LG: Honestly, I just find those ideals very troubling, especially right now, in the midst of the Epstein scandal—a man obsessed with the type of children that are all too often sexualized not just by outlier men, but by the media itself. I wanted to shine a light on it because, despite the blatant creepiness of the sexy baby/schoolgirl slut thing (and all the pedophiliac overtones they carry), these ideals have, essentially, become normalized. I have a problem with that. And I don’t really care if that qualifies as kink-shaming or fetish-shaming. Fetishes and kinks should be looked at critically, particularly if they’re this problematic. The fact that our culture seems alarmingly permissive of fetishizing very young, innocent girls is gross. So I wanted to show Cate trying to turn herself into a sexy baby/schoolgirl slut—since that’s what she thinks men find most attractive, based on popular culture—because it serves as an example of how the media’s male-centric caricature of female sexuality has a negative impact on women and girls.

DS: There seemed to be a lot of red herrings peppered throughout the story. At some points, it seemed like Graham and Cate might end up together, what with there being moments of intimacy, even tenderness, between them. Then it also seemed like Cate might kill Graham by pushing him off the balcony. She had ample opportunity and even admitted to considering the idea. Were you intentionally trying to trick the reader into expecting a different outcome? And did you ever think about actually going through with one of those alternative endings?

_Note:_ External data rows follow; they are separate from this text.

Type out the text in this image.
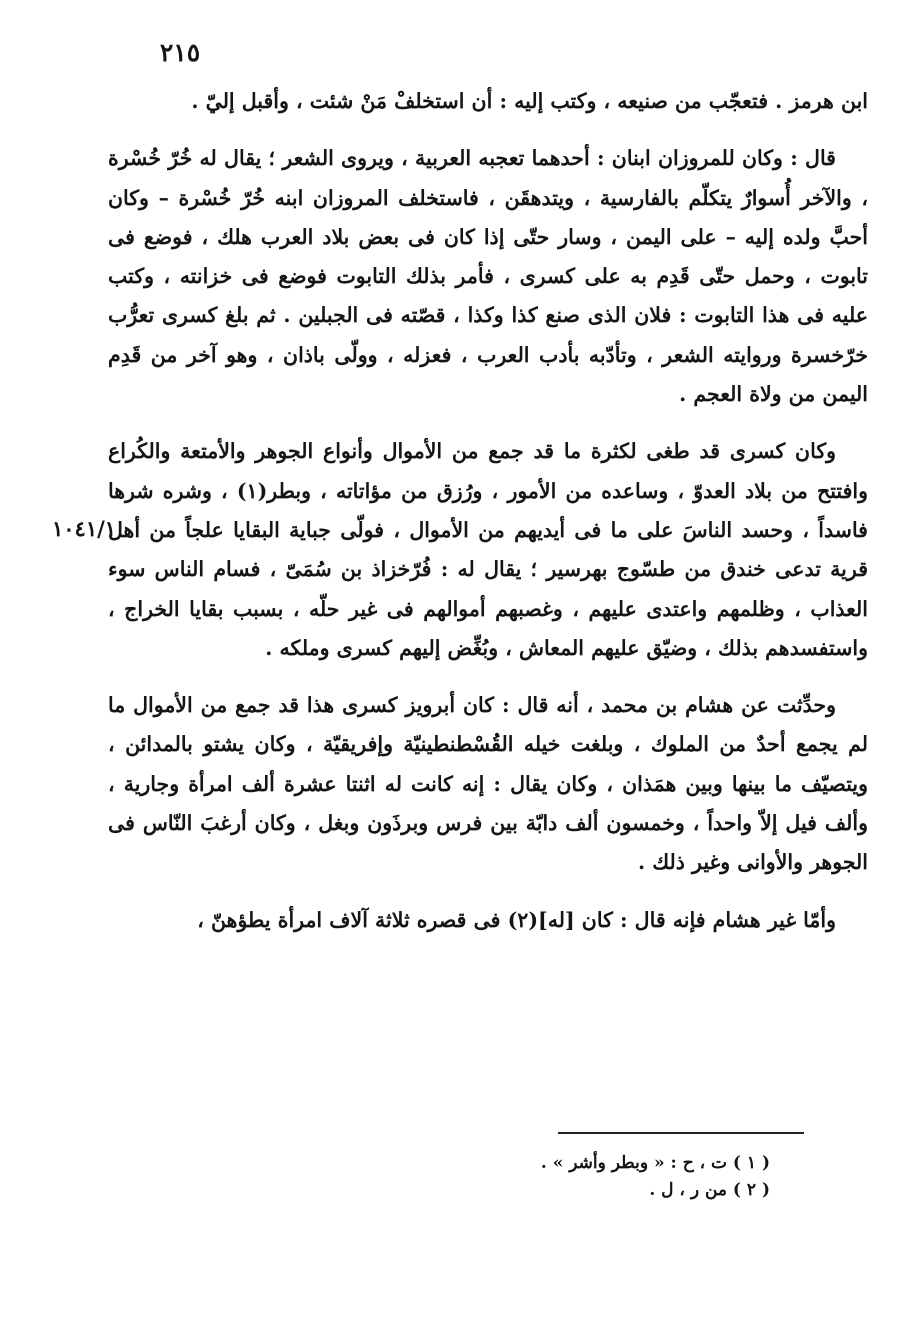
٢١٥
١٠٤١/١

ابن هرمز . فتعجّب من صنيعه ، وكتب إليه : أن استخلفْ مَنْ شئت ، وأقبل إليّ .

قال : وكان للمروزان ابنان : أحدهما تعجبه العربية ، ويروى الشعر ؛ يقال له خُرّ خُسْرة ، والآخر أُسوارٌ يتكلّم بالفارسية ، ويتدهقَن ، فاستخلف المروزان ابنه خُرّ خُسْرة – وكان أحبَّ ولده إليه – على اليمن ، وسار حتّى إذا كان فى بعض بلاد العرب هلك ، فوضع فى تابوت ، وحمل حتّى قَدِم به على كسرى ، فأمر بذلك التابوت فوضع فى خزانته ، وكتب عليه فى هذا التابوت : فلان الذى صنع كذا وكذا ، قصّته فى الجبلين . ثم بلغ كسرى تعرُّب خرّخسرة وروايته الشعر ، وتأدّبه بأدب العرب ، فعزله ، وولّى باذان ، وهو آخر من قَدِم اليمن من ولاة العجم .

وكان كسرى قد طغى لكثرة ما قد جمع من الأموال وأنواع الجوهر والأمتعة والكُراع وافتتح من بلاد العدوّ ، وساعده من الأمور ، ورُزق من مؤاتاته ، وبطر(١) ، وشره شرها فاسداً ، وحسد الناسَ على ما فى أيديهم من الأموال ، فولّى جباية البقايا علجاً من أهل قرية تدعى خندق من طسّوج بهرسير ؛ يقال له : فُرّخزاذ بن سُمَىّ ، فسام الناس سوء العذاب ، وظلمهم واعتدى عليهم ، وغصبهم أموالهم فى غير حلّه ، بسبب بقايا الخراج ، واستفسدهم بذلك ، وضيّق عليهم المعاش ، وبُغِّض إليهم كسرى وملكه .

وحدِّثت عن هشام بن محمد ، أنه قال : كان أبرويز كسرى هذا قد جمع من الأموال ما لم يجمع أحدٌ من الملوك ، وبلغت خيله القُسْطنطينيّة وإفريقيّة ، وكان يشتو بالمدائن ، ويتصيّف ما بينها وبين همَذان ، وكان يقال : إنه كانت له اثنتا عشرة ألف امرأة وجارية ، وألف فيل إلاّ واحداً ، وخمسون ألف دابّة بين فرس وبرذَون وبغل ، وكان أرغبَ النّاس فى الجوهر والأوانى وغير ذلك .

وأمّا غير هشام فإنه قال : كان [له](٢) فى قصره ثلاثة آلاف امرأة يطؤهنّ ،

( ١ ) ت ، ح : « وبطر وأشر » .
( ٢ ) من ر ، ل .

LG: I wasn’t trying to make the ending impossible to predict or anything like that—I don’t think predictable endings are inherently bad—but I do love red herrings, and I envisioned this story as having some mystery-and-suspense vibes, so I wanted to keep the reader guessing.

In an early version of the story, I did imagine Cate and Graham ending up together—but, once I actually started refining and writing it, I realized I preferred the idea of Graham being hostile to Cate, and as soon as their dynamic became a toxic one, I took romance off the table. Ultimately, I think that was for the best: too many stories end up with the male and female leads riding off into the sunset, even when it doesn’t serve the narrative or characters. In this case, Graham and Cate are both self-loathing narcissists—they’d be a terrible couple.